The rain during Saturday night and into Sunday morning dropped an unseasonably good number of wading birds into the Axe Valley, particularly to Black Hole Marsh. Not necessarily a good thing mind, as seeing so many adult Black-tailed Godwits and Dunlin so early in the season may indicate some big problems on their breeding grounds.
|It's thought the north west wind and rain brought these exceptional numbers to the UK. It was a UK wide influx.|
The star bird was a cracking summer Turnstone, my first of the year on the Axe, although it remained on the far side of the marsh...
|Nice to see one in such smart plumage|
By the end of Sunday the Dunlin flock had reached 51 birds (all adults) and Black-tailed Godwits for me 55, although 70 were present mid morning (again all adults). Common Sandpipers were present in good numbers too, c14, but with many young birds in with them there's no worries about their breeding success. Same can be said for Little Ringed Plovers too, with five juveniles present at dusk (eight today!).
|Common Sands galore!|
There were also three Lapwing, two Greenshank, one Green Sandpiper and two Med Gulls (ad and juv). Kingfishers have suddenly become 'common' again, as they do at this time of year here, and great to see another young Oystercatcher chick on the marsh after one pair have already got one off...
|Odd that both pairs have only had one chick though, it's usually two or three per pair|
Have been at work for most of today, but a last gasp check along the Estuary revealed a sight I have been longing, and expecting to see, for about two weeks now! My first juvenile Yellow-legged Gull of the year, and boy was it worth the wait. Juv Yellow-legs are so variable in appearance, but every now and then you see an absolutely corker, one that has literally been lifted out of the guide books and put in front of you. This was one of those...

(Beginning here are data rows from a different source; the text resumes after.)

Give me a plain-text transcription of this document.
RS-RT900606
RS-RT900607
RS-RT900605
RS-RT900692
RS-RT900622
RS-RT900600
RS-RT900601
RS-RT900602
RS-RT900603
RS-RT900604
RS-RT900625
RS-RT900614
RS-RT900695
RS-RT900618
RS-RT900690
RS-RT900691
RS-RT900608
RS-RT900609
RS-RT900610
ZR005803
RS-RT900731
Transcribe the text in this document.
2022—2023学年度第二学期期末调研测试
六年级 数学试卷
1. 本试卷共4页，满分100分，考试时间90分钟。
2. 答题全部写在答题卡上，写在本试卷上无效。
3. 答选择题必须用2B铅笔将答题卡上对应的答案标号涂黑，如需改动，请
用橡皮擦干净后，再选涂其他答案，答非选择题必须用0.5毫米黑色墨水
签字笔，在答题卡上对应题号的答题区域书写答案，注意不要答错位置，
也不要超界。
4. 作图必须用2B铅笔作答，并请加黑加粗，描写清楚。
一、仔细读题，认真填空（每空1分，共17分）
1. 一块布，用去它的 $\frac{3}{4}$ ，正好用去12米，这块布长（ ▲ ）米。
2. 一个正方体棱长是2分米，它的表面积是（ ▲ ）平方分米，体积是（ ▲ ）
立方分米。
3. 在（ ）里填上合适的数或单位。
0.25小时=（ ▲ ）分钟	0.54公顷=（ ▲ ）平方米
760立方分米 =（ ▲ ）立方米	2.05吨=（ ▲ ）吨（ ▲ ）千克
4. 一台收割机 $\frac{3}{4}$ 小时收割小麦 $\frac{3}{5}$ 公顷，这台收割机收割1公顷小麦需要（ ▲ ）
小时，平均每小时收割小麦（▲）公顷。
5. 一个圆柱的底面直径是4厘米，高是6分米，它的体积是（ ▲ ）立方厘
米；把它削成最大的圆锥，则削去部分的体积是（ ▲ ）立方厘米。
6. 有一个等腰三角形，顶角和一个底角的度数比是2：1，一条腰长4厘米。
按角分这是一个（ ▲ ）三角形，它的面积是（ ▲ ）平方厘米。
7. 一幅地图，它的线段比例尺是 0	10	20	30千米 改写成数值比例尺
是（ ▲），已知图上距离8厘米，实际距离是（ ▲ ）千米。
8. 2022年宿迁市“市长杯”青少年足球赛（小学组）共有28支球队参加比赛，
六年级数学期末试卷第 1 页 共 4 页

|What is not to love (except for the distance and heat haze!)|
In the above image note the long-winged and high chested appearance, very pale ground colour to head neck and belly (Herring's rarely show pale ground colour to underparts, they can often to head), clear dark eye patch and plain dark tertials.
I first found it on the view shown in the following picture, and can't express enough how identifiable it was just on this single view. They can be that obvious I promise...
|Facing away behind the right hand of the two sleeping Great Black-backed Gulls|
Even on this view we can see jet black tertials and a clear black tail band, dark eye mask and pale head. Something not often written about juv Yellow-legs is that they just have a very 'contrasty' look to them - pale underparts, brown upperparts, black tertials and tail band and white tail. Juvenile Herring Gulls are very rarely anything other than plain brown - although I must add the caveat that a little later in the season watch out for juv Lesser and Great Black-backed Gulls. Structure is important too, and in the second photo you can see a fairly long pair of legs and an overall bulk and stance I find more reminiscent of Great Black-backed Gull, especially the case when it's a big Yellow-legged like this one.
I really hope this is my first of many, although will be surprised if any are as stunning as this!